Teil 43 von 52
… was bisher geschah: Im Supermarkt treffen unsere Protagonisten vom Lieferdienst Wien erneut aufeinander. Das Liebesdreieck ist komplett, das Warndreieck aufgestellt, die Warnwesten leuchten zitronengelb.
Herr Stefanov ist in seinem Leben viele Kilometer gefahren. Von Bulgarien ist er damals nach Österreich gekommen, um zu studieren. Das ist schon etwas länger her. Physik, Chemie, Medizin haben seiner Familie vorgeschwebt. Der Sohn wird einmal viel Geld verdienen im Ausland. Herr Stefanov hat dann neben dem Studium begonnen, in Wien Taxi zu fahren. Je mehr Taxi, desto mehr Geld, desto weniger Studium. So ist es mit der Physik, der Chemie und der Medizin nicht viel geworden, dafür umso mehr mit dem Fahrpreis auf dem Taxameter. Herr Stefanov hat gut verdient, es waren die goldenen Jahre der Taxifahrer. Die Konzessionen waren auf ein Kontingent begrenzt, man musste die Straßennamen noch auswendig kennen, und die Fahrgäste haben großzügig Trinkgeld gegeben. Über Uber musste sich keiner beschweren.

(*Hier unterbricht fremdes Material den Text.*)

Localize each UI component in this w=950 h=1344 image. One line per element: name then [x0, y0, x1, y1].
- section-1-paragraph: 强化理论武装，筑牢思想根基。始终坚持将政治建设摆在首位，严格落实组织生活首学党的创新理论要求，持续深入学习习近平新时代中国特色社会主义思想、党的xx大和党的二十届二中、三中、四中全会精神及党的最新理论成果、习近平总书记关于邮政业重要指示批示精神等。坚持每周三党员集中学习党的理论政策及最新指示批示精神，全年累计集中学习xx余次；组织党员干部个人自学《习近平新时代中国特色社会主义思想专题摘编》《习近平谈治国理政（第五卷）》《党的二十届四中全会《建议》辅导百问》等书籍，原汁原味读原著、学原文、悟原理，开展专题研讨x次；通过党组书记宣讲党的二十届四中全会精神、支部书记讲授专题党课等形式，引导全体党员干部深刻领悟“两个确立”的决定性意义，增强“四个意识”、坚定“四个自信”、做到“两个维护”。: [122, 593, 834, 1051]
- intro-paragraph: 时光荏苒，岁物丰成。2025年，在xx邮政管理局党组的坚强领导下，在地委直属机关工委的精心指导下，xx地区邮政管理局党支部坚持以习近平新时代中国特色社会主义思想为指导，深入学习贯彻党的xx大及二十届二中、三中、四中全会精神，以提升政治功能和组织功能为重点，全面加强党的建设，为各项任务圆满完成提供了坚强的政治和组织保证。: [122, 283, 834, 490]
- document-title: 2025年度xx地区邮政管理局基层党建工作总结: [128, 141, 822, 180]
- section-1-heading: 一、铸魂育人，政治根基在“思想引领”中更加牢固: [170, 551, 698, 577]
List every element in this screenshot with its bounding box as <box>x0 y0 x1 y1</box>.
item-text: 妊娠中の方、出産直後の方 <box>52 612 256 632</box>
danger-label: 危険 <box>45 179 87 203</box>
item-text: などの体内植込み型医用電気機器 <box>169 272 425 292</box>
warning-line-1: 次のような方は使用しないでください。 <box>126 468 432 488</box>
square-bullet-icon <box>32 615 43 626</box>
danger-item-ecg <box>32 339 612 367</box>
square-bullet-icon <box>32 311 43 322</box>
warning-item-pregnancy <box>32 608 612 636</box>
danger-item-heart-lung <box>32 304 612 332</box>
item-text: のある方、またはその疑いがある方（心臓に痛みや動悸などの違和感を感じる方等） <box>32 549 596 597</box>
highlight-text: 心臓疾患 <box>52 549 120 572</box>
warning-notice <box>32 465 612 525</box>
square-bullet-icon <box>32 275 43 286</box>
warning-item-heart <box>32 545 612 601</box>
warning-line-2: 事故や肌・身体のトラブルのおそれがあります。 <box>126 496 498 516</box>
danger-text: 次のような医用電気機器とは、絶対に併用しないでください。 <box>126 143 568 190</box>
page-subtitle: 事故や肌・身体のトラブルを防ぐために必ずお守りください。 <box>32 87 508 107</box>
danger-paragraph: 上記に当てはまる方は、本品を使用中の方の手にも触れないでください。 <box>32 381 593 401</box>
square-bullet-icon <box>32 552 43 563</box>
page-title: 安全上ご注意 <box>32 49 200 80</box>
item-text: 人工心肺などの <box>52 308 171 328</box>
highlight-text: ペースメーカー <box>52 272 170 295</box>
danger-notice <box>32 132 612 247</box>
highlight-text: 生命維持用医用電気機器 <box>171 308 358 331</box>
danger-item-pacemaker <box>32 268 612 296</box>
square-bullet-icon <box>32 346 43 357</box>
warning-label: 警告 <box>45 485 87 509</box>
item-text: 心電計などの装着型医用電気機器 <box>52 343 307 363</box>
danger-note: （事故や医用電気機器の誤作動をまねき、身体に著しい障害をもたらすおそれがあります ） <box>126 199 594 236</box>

Als es dann mehr wurde mit den Taxis und weniger mit der Ortskenntnis der Taxifahrer, als die Navis die Ortskenntnis ersetzten und regelmäßig ausfielen, als plötzlich dreimal so viele Autos auf den Straßen waren, der Markt freier wurde und Herr Stefanov unfreier, als er zudem dann begonnen hat, sich mit der Notwendigkeit von Klimaschutz und der Qualität von Atemluft auseinanderzusetzen, als sich außerdem zum soundsovielten Mal ein junger Mensch nach dem Ausgehen im Bermudadreieck in den Fond der Fahrgastzelle übergeben hat, hat Herr Stefanov mit dem Fahren für den Lieferdienst Wien begonnen. Anis war damals schon der Boss, aber er hat weniger Bossverhalten an den Tag gelegt. Manchmal hat er Herrn Stefanov um Rat gefragt, er wollte seine Meinung hören und von seiner Erfahrung profitieren. Herr Stefanov hat sich wertgeschätzt und gesehen gefühlt. In einer zitronengelben Arbeitsmontur fühlt man sich ja auch sehr gesehen.